“This is,” says Prof. Forbes, “the last triumph, which after a series of troublesome experiments has brought us year after year nearer to the solution of the difficulties.” “I am not in a position to explain here the modus operandi,” he says further, “but I have seen the apparatus working very satisfactorily.”
Fig. 31.
This apparatus has up till now not become known. The assertion that the troublesome experiments had brought us year after year nearer to the solution of the difficulties, is quite inappropriate. Just the opposite is the case; they have taken us year after year further away from the solution, until at last all was thrown overboard and a new commencement made.
Profs. Rühlmann[12] and Esson[13] also gave vent to their opinions against the connection of transformers in parallel. In a like manner Messrs. Gaulard and Gibbs for some time after the Zipernowsky-Déri system was known pleaded for their own method of connection, until at last they were obliged, on account of the unpleasant experiences at the Grosvenor Gallery in London, to adopt the system of parallel connection, which they then at once employed at Tours.
There were, up till very lately, still many electricians who did not perceive the advantages of parallel connection, just for the simple reason that they were ignorant of the properties of the non-polar transformer, suiting the parallel system of connection for a rational system of distribution.
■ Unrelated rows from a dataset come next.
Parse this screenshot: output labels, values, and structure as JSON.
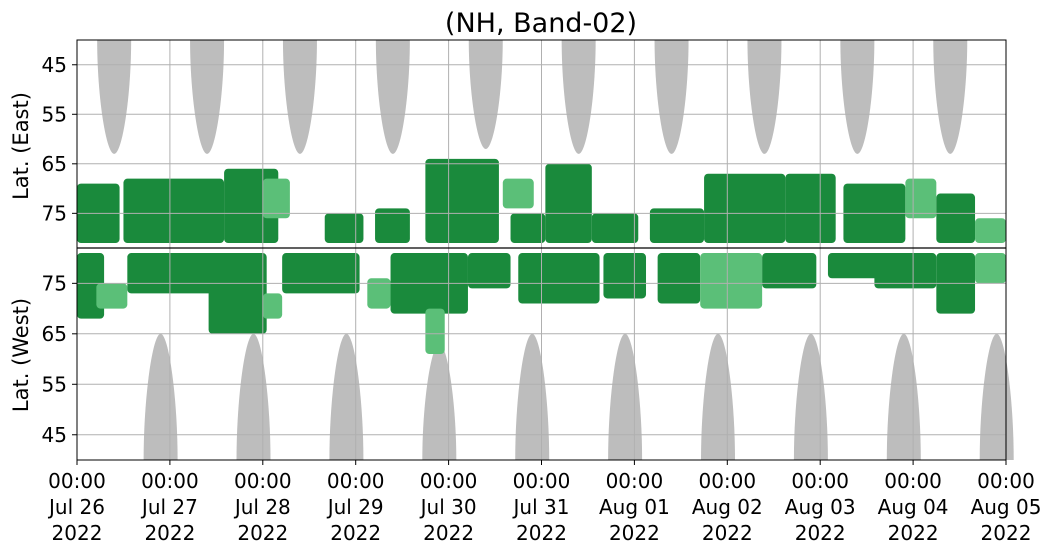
{
  "chart_data": {
    "type": "heatmap",
    "title": "(NH, Band-02)",
    "ylabel_upper": "Lat. (East)",
    "ylabel_lower": "Lat. (West)",
    "x_range": [
      "2022-07-26 00:00",
      "2022-08-05 00:00"
    ],
    "x_ticks": [
      {
        "time": "00:00",
        "date": "Jul 26",
        "year": "2022"
      },
      {
        "time": "00:00",
        "date": "Jul 27",
        "year": "2022"
      },
      {
        "time": "00:00",
        "date": "Jul 28",
        "year": "2022"
      },
      {
        "time": "00:00",
        "date": "Jul 29",
        "year": "2022"
      },
      {
        "time": "00:00",
        "date": "Jul 30",
        "year": "2022"
      },
      {
        "time": "00:00",
        "date": "Jul 31",
        "year": "2022"
      },
      {
        "time": "00:00",
        "date": "Aug 01",
        "year": "2022"
      },
      {
        "time": "00:00",
        "date": "Aug 02",
        "year": "2022"
      },
      {
        "time": "00:00",
        "date": "Aug 03",
        "year": "2022"
      },
      {
        "time": "00:00",
        "date": "Aug 04",
        "year": "2022"
      },
      {
        "time": "00:00",
        "date": "Aug 05",
        "year": "2022"
      }
    ],
    "y_ticks_upper": [
      "45",
      "55",
      "65",
      "75"
    ],
    "y_ticks_lower": [
      "75",
      "65",
      "55",
      "45"
    ],
    "y_range_upper": [
      40,
      82
    ],
    "y_range_lower": [
      82,
      40
    ],
    "grid": true,
    "colors": {
      "no_data": "#bdbdbd",
      "strong": "#1a8a3c",
      "weak": "#5bbf78",
      "divider": "#000000",
      "grid": "#b0b0b0"
    },
    "no_data_upper": [
      {
        "center": "2022-07-26 09:36",
        "bottom_lat": 63
      },
      {
        "center": "2022-07-27 09:36",
        "bottom_lat": 63
      },
      {
        "center": "2022-07-28 09:36",
        "bottom_lat": 63
      },
      {
        "center": "2022-07-29 09:36",
        "bottom_lat": 63
      },
      {
        "center": "2022-07-30 09:36",
        "bottom_lat": 62
      },
      {
        "center": "2022-07-31 09:36",
        "bottom_lat": 63
      },
      {
        "center": "2022-08-01 09:36",
        "bottom_lat": 63
      },
      {
        "center": "2022-08-02 09:36",
        "bottom_lat": 63
      },
      {
        "center": "2022-08-03 09:36",
        "bottom_lat": 63
      },
      {
        "center": "2022-08-04 09:36",
        "bottom_lat": 63
      }
    ],
    "no_data_lower": [
      {
        "center": "2022-07-26 21:36",
        "top_lat": 65
      },
      {
        "center": "2022-07-27 21:36",
        "top_lat": 65
      },
      {
        "center": "2022-07-28 21:36",
        "top_lat": 65
      },
      {
        "center": "2022-07-29 21:36",
        "top_lat": 63
      },
      {
        "center": "2022-07-30 21:36",
        "top_lat": 65
      },
      {
        "center": "2022-07-31 21:36",
        "top_lat": 65
      },
      {
        "center": "2022-08-01 21:36",
        "top_lat": 65
      },
      {
        "center": "2022-08-02 21:36",
        "top_lat": 65
      },
      {
        "center": "2022-08-03 21:36",
        "top_lat": 65
      },
      {
        "center": "2022-08-04 21:36",
        "top_lat": 65
      }
    ],
    "activity_upper": [
      {
        "start": "2022-07-26 00:00",
        "end": "2022-07-26 11:00",
        "lat_min": 69,
        "lat_max": 81,
        "level": "strong"
      },
      {
        "start": "2022-07-26 12:00",
        "end": "2022-07-27 14:00",
        "lat_min": 68,
        "lat_max": 81,
        "level": "strong"
      },
      {
        "start": "2022-07-27 14:00",
        "end": "2022-07-28 04:00",
        "lat_min": 66,
        "lat_max": 81,
        "level": "strong"
      },
      {
        "start": "2022-07-28 00:00",
        "end": "2022-07-28 07:00",
        "lat_min": 68,
        "lat_max": 76,
        "level": "weak"
      },
      {
        "start": "2022-07-28 16:00",
        "end": "2022-07-29 02:00",
        "lat_min": 75,
        "lat_max": 81,
        "level": "strong"
      },
      {
        "start": "2022-07-29 05:00",
        "end": "2022-07-29 14:00",
        "lat_min": 74,
        "lat_max": 81,
        "level": "strong"
      },
      {
        "start": "2022-07-29 18:00",
        "end": "2022-07-30 13:00",
        "lat_min": 64,
        "lat_max": 81,
        "level": "strong"
      },
      {
        "start": "2022-07-30 14:00",
        "end": "2022-07-30 22:00",
        "lat_min": 68,
        "lat_max": 74,
        "level": "weak"
      },
      {
        "start": "2022-07-30 16:00",
        "end": "2022-07-31 01:00",
        "lat_min": 75,
        "lat_max": 81,
        "level": "strong"
      },
      {
        "start": "2022-07-31 01:00",
        "end": "2022-07-31 13:00",
        "lat_min": 65,
        "lat_max": 81,
        "level": "strong"
      },
      {
        "start": "2022-07-31 13:00",
        "end": "2022-08-01 01:00",
        "lat_min": 75,
        "lat_max": 81,
        "level": "strong"
      },
      {
        "start": "2022-08-01 04:00",
        "end": "2022-08-01 18:00",
        "lat_min": 74,
        "lat_max": 81,
        "level": "strong"
      },
      {
        "start": "2022-08-01 18:00",
        "end": "2022-08-02 15:00",
        "lat_min": 67,
        "lat_max": 81,
        "level": "strong"
      },
      {
        "start": "2022-08-02 15:00",
        "end": "2022-08-03 04:00",
        "lat_min": 67,
        "lat_max": 81,
        "level": "strong"
      },
      {
        "start": "2022-08-03 06:00",
        "end": "2022-08-03 22:00",
        "lat_min": 69,
        "lat_max": 81,
        "level": "strong"
      },
      {
        "start": "2022-08-03 22:00",
        "end": "2022-08-04 06:00",
        "lat_min": 68,
        "lat_max": 76,
        "level": "weak"
      },
      {
        "start": "2022-08-04 06:00",
        "end": "2022-08-04 16:00",
        "lat_min": 71,
        "lat_max": 81,
        "level": "strong"
      },
      {
        "start": "2022-08-04 16:00",
        "end": "2022-08-05 00:00",
        "lat_min": 76,
        "lat_max": 81,
        "level": "weak"
      }
    ],
    "activity_lower": [
      {
        "start": "2022-07-26 00:00",
        "end": "2022-07-26 07:00",
        "lat_min": 68,
        "lat_max": 81,
        "level": "strong"
      },
      {
        "start": "2022-07-26 05:00",
        "end": "2022-07-26 13:00",
        "lat_min": 70,
        "lat_max": 75,
        "level": "weak"
      },
      {
        "start": "2022-07-26 13:00",
        "end": "2022-07-27 18:00",
        "lat_min": 73,
        "lat_max": 81,
        "level": "strong"
      },
      {
        "start": "2022-07-27 10:00",
        "end": "2022-07-28 01:00",
        "lat_min": 65,
        "lat_max": 81,
        "level": "strong"
      },
      {
        "start": "2022-07-28 00:00",
        "end": "2022-07-28 05:00",
        "lat_min": 68,
        "lat_max": 73,
        "level": "weak"
      },
      {
        "start": "2022-07-28 05:00",
        "end": "2022-07-29 01:00",
        "lat_min": 73,
        "lat_max": 81,
        "level": "strong"
      },
      {
        "start": "2022-07-29 03:00",
        "end": "2022-07-29 09:00",
        "lat_min": 70,
        "lat_max": 76,
        "level": "weak"
      },
      {
        "start": "2022-07-29 09:00",
        "end": "2022-07-30 05:00",
        "lat_min": 69,
        "lat_max": 81,
        "level": "strong"
      },
      {
        "start": "2022-07-29 18:00",
        "end": "2022-07-29 23:00",
        "lat_min": 61,
        "lat_max": 70,
        "level": "weak"
      },
      {
        "start": "2022-07-30 05:00",
        "end": "2022-07-30 16:00",
        "lat_min": 74,
        "lat_max": 81,
        "level": "strong"
      },
      {
        "start": "2022-07-30 18:00",
        "end": "2022-07-31 15:00",
        "lat_min": 71,
        "lat_max": 81,
        "level": "strong"
      },
      {
        "start": "2022-07-31 16:00",
        "end": "2022-08-01 03:00",
        "lat_min": 72,
        "lat_max": 81,
        "level": "strong"
      },
      {
        "start": "2022-08-01 06:00",
        "end": "2022-08-01 17:00",
        "lat_min": 71,
        "lat_max": 81,
        "level": "strong"
      },
      {
        "start": "2022-08-01 17:00",
        "end": "2022-08-02 09:00",
        "lat_min": 70,
        "lat_max": 81,
        "level": "weak"
      },
      {
        "start": "2022-08-02 09:00",
        "end": "2022-08-02 23:00",
        "lat_min": 74,
        "lat_max": 81,
        "level": "strong"
      },
      {
        "start": "2022-08-03 02:00",
        "end": "2022-08-03 16:00",
        "lat_min": 76,
        "lat_max": 81,
        "level": "strong"
      },
      {
        "start": "2022-08-03 14:00",
        "end": "2022-08-04 06:00",
        "lat_min": 74,
        "lat_max": 81,
        "level": "strong"
      },
      {
        "start": "2022-08-04 06:00",
        "end": "2022-08-04 16:00",
        "lat_min": 69,
        "lat_max": 81,
        "level": "strong"
      },
      {
        "start": "2022-08-04 16:00",
        "end": "2022-08-05 00:00",
        "lat_min": 75,
        "lat_max": 81,
        "level": "weak"
      }
    ]
  }
}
Especially the one property of transformers remained unknown to the literature devoted to the subject up to the year 1885, namely, that in transformers properly constructed the relation between the primary electromotive force and that of the secondary, remains unaltered notwithstanding any variations in the current taken out; also that if the primary electromotive force be kept constant the secondary would likewise remain constant, provided the transformer be connected in parallel.
It had taken 30 years, until at last the way was found leading to the desired result. We have already superabundantly explained that this direction was essentially different from that taken by all electricians until after Gaulard’s time; that not only the methods of connection, disposition, and regulation of the system, but also the construction of the transformers themselves had to be quite departed from, and apparatus constructed which obeyed totally other laws to those of the earlier forms.
If indeed earlier inventors proposed for other purposes magnetically-closed induction coils, the fame due to the birth of proper non-polar transformers, in which the whole of the primary and secondary turns have a like position relatively to the magnetic-field, first invented, carried out, and combined into a self-regulating system of current distribution, belongs undoubtedly to Messrs. Zipernowsky, Déri, and Bláthy.
It would have been thought that after the direct distribution of current to glow-lamps had taken up a determined position, it would not have been difficult to discover a self-regulating system of distribution with transformers. However, the fact shows this was not the case, for after the Edison lighting system was long known, we find such electricians as Haitzema Enuma, Gaulard, and Kennedy, experimenting with the series system of connection; indeed the last of these even deters his colleagues from the attempt to run transformers in parallel, because he openly held the opinion that this method of connection was impracticable.